I snatch my key card off the table by the door, take a deep breath, and exit the room.

Wandering around the hotel grounds in search of Vos, I do what I can to ignore all the couples; though every turn displays more tangled limbs. Perhaps it’s just my mood that makes me notice. I ought to stop dwelling on self-pity.

How very un-Jedi.

Unsuccessful in finding my captor, I discover a magazine rack outside the Spa. The covers range from soft to hardcore, with a mixture of orientations and kinks. I find myself lingering on them, pondering what I would choose if I had to. Caught by a last minute inspiration; I decide to interpret Quin’s advice. Eventually I pick out a more… ‘Traditional’ copy… Albeit rather tame. Tucking it under one arm, I pray we don’t run into one another. Force forbid he ever thinks I listen to him.
My next stop is the bar; where I order a single shot of Abrax on the booking fee. The small talk with the bartender is dull, so I neck the strong liquor as soon as it arrives. The spicy aftertaste has me grimacing as I head back to my room.
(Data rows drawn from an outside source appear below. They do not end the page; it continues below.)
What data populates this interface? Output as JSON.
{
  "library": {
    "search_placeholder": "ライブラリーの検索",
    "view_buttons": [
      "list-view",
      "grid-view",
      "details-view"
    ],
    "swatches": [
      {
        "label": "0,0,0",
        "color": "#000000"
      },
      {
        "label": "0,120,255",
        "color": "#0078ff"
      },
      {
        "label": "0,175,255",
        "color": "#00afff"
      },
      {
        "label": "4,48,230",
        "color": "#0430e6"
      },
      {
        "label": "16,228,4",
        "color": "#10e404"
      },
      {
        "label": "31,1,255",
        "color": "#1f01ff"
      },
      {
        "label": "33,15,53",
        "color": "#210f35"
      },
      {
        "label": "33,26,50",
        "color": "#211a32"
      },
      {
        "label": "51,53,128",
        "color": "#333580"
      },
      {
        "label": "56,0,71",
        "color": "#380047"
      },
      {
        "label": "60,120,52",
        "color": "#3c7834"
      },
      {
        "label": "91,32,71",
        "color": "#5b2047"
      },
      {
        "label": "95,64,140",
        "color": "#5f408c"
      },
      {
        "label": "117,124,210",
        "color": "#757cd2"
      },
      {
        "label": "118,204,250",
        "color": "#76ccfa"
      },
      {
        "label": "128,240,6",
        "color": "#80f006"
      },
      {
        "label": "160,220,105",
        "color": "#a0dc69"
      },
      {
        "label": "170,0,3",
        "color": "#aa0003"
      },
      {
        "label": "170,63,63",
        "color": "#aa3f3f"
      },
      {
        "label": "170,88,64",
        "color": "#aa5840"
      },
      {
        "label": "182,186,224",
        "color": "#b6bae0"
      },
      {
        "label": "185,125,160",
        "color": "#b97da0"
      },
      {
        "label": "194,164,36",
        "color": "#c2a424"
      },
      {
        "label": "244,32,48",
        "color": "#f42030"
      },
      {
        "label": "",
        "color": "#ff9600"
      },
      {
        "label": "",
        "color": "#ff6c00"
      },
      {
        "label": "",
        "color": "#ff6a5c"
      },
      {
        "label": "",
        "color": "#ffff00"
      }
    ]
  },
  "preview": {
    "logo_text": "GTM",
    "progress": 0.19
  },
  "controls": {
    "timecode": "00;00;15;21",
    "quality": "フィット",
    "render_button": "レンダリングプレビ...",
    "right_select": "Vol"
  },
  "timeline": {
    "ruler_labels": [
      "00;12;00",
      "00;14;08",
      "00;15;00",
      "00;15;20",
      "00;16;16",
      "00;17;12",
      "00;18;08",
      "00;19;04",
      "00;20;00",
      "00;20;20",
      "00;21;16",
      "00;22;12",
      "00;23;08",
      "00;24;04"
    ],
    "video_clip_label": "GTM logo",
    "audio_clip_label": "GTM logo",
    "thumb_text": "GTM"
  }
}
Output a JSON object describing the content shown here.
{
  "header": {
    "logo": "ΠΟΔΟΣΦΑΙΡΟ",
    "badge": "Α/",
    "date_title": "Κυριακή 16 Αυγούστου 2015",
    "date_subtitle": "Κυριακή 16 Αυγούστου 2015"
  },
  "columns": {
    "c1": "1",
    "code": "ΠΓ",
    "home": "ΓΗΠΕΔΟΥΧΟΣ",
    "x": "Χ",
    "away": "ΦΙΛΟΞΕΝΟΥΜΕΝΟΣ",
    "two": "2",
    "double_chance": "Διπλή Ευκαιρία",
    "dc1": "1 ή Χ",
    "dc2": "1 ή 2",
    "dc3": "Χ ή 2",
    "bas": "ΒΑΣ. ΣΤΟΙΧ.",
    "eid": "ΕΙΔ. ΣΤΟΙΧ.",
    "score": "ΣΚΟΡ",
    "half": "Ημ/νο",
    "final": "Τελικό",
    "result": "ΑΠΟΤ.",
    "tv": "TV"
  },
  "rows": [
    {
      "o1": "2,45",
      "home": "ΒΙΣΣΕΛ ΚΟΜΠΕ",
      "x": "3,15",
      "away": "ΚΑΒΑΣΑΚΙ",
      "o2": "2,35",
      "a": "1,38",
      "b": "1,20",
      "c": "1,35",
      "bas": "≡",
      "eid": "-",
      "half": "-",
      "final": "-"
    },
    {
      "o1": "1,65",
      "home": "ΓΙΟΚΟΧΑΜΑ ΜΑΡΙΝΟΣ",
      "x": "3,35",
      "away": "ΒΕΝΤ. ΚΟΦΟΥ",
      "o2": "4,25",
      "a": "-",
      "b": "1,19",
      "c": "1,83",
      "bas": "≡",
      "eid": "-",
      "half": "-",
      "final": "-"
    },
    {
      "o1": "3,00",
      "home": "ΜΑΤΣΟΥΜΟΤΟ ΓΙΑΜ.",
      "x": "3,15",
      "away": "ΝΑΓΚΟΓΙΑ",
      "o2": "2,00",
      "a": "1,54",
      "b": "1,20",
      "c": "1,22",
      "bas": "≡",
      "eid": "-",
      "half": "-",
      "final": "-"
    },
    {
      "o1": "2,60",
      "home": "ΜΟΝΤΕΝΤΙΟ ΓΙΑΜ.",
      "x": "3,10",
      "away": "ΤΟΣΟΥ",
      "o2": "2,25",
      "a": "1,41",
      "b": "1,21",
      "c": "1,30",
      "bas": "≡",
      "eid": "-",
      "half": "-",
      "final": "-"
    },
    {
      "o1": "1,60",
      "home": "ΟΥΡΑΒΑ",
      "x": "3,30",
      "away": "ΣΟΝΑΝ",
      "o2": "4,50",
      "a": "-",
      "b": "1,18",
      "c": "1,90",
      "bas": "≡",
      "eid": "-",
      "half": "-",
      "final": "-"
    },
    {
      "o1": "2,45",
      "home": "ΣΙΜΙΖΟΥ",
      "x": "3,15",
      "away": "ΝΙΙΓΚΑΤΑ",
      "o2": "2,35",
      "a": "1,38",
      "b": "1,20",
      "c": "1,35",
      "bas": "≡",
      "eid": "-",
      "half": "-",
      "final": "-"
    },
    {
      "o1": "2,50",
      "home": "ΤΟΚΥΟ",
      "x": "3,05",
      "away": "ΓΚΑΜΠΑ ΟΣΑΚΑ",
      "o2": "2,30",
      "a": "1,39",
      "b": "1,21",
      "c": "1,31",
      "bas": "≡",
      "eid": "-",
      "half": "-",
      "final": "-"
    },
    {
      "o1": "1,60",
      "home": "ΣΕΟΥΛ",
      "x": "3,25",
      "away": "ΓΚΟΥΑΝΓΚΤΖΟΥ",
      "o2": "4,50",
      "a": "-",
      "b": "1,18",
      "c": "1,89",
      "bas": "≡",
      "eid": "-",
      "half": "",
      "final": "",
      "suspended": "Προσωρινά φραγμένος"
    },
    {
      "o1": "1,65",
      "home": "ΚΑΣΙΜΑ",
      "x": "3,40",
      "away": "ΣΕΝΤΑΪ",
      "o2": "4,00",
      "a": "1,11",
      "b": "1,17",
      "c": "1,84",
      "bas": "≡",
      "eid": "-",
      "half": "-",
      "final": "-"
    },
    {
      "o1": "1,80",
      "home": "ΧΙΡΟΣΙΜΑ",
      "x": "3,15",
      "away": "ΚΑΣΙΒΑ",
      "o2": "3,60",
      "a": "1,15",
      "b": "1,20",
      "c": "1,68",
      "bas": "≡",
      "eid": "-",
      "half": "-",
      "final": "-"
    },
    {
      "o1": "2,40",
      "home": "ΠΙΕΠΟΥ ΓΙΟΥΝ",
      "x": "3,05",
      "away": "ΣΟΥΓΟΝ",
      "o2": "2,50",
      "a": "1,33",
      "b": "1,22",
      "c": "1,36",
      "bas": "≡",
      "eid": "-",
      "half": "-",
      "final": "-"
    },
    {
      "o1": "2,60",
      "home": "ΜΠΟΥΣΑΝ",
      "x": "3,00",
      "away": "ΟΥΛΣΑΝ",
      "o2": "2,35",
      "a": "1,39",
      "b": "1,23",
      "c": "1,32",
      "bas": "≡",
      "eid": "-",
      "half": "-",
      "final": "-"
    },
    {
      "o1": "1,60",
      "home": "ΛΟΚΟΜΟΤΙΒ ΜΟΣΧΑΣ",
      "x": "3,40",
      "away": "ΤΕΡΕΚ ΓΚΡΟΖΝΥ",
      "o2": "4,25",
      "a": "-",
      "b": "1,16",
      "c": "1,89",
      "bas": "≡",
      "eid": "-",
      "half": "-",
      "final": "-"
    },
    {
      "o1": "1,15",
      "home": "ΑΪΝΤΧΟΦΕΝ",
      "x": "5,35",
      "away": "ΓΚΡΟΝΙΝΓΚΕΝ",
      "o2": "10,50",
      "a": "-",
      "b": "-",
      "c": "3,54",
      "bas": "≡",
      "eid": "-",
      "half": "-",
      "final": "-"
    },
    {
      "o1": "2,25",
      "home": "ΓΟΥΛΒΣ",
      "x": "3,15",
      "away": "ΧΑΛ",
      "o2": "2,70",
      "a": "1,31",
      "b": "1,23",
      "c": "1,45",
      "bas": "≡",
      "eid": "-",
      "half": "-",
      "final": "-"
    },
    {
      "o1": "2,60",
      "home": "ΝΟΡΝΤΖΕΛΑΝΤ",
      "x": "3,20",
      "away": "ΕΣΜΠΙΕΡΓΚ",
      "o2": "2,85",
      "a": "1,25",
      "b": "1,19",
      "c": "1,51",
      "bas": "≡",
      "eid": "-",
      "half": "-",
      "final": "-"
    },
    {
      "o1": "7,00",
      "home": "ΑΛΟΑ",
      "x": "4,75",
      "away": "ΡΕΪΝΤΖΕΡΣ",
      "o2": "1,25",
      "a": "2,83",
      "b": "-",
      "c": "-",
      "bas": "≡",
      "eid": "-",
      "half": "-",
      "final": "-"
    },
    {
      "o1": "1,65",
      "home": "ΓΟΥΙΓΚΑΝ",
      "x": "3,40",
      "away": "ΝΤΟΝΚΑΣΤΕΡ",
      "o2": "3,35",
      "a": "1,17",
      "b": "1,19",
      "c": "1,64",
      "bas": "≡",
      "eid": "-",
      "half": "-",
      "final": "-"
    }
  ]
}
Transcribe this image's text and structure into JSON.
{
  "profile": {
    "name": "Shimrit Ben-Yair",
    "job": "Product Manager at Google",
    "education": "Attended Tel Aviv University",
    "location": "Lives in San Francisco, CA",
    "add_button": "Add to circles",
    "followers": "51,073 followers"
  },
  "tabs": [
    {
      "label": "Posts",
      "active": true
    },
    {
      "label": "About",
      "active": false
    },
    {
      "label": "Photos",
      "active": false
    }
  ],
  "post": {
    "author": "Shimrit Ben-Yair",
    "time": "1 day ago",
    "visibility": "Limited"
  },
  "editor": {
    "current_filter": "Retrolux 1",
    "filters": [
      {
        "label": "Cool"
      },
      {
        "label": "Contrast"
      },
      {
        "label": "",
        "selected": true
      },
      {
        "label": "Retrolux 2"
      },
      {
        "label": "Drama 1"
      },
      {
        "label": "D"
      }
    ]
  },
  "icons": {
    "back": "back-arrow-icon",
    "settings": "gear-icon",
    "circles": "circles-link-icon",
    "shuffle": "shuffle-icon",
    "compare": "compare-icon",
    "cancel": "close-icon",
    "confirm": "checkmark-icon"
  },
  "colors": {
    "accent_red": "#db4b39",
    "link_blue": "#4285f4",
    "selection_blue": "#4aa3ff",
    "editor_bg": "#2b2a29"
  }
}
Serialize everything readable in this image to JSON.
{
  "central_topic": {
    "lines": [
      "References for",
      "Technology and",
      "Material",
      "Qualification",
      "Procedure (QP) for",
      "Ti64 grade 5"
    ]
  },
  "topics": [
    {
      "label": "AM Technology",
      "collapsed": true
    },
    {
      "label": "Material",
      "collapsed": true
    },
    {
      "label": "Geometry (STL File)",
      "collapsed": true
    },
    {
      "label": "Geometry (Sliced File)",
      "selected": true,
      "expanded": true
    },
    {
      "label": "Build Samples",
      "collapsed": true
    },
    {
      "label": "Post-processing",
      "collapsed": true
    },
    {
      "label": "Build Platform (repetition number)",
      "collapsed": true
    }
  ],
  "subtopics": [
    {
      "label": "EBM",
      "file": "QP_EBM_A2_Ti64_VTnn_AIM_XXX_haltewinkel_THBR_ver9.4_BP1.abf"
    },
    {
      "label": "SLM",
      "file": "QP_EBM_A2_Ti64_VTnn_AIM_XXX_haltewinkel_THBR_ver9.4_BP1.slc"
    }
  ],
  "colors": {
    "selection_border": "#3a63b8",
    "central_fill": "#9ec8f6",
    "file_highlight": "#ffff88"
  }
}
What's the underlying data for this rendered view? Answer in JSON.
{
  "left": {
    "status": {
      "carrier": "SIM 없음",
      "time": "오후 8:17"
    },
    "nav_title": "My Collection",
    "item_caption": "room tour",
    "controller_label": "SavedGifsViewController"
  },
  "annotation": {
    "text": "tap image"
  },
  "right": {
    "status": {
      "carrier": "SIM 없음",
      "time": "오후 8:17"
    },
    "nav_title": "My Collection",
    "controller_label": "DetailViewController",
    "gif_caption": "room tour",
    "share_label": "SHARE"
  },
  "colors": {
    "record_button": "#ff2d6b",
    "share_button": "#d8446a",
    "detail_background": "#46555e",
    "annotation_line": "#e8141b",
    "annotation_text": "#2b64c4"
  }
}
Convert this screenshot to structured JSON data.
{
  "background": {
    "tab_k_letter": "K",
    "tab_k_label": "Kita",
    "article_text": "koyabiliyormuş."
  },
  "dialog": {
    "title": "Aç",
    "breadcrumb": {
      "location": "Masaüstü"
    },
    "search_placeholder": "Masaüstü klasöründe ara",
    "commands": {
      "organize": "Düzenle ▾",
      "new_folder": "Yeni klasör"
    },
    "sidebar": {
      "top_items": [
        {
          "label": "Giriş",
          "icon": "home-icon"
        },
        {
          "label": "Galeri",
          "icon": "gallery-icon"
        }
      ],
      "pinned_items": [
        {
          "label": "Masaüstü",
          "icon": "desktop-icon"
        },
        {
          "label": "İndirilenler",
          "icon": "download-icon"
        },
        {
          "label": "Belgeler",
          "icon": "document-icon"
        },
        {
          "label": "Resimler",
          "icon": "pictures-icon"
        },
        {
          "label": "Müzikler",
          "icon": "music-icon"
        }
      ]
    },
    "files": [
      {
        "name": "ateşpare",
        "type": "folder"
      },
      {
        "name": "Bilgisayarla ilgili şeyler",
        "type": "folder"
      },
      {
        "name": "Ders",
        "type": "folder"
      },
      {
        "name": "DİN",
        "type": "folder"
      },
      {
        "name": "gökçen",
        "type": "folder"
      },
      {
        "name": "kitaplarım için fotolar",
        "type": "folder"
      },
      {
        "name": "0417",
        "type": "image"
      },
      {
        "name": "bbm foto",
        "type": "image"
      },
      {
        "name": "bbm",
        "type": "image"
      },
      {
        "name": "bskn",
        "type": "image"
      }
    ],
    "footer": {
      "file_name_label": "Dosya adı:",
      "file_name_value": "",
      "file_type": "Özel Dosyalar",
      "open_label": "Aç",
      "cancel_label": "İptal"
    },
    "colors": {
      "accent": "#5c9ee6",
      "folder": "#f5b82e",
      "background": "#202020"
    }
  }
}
Once inside, I throw the magazine on the bed and switch the holo-tv on. It bursts to life with recordings of battle droids being cut down by my fellow Jedi. Images of Count Dooku flash up on the screen whilst a news anchor delivers the latest scoop.
I turn it off, realising I can’t share anything I hear with Vos. The council is unsure of how he’s doing; everyone wants to believe his recovery is going well, but Ventress was adamant he still belonged to the dark side. We see no reason why she would lie, but we have no evidence.
After further contemplation on the matter, I resolve to broach the topic tomorrow.
Pulling on my neatly folded sleepwear, the warm sensation in my stomach indicates the alcohol has already set in. I welcome it; knowing the insomnia won’t win tonight.
Sprawling out on the bed, I get comfortable and pick up the magazine. The cover flaunts a voluptuous lethan Twi’lek in nothing but a black thong. Her dotted lekku hang over her shoulders and barely cover her breasts. Flipping it open, I try to find something more appealing- whatever that might be.
I pause when I see a heterosexual pair of humans posing erotically together in a series of images, and dip my hand underneath my trousers. After a while I realise I’m reading the text in the corner, and open a new page. This all feels lacklustre, and almost melancholic. Giving up, I put the magazine on the night stand and sigh. The uncomfortable tightness around my groin forces me to get off the bed and readjust my clothing as I walk.
“You’re a mess, Kenobi.” I murmur to myself in the refresher, before climbing in the shower and dousing myself in cold water. I wish it could wash away grief.
I realise just how much the Abrax affects me, when I almost skid across the wet tiles whilst towelling myself off. I curse silently, tying the ultra-soft material around my waist.

The sunset is shining through the windows; its beauty makes my heart ache, and I wonder what my former Padawan might be doing at this very moment. Now my heart aches in a different way.
I finally resort to meditation on the balcony, followed by slumber that only the death of a star could wake me from.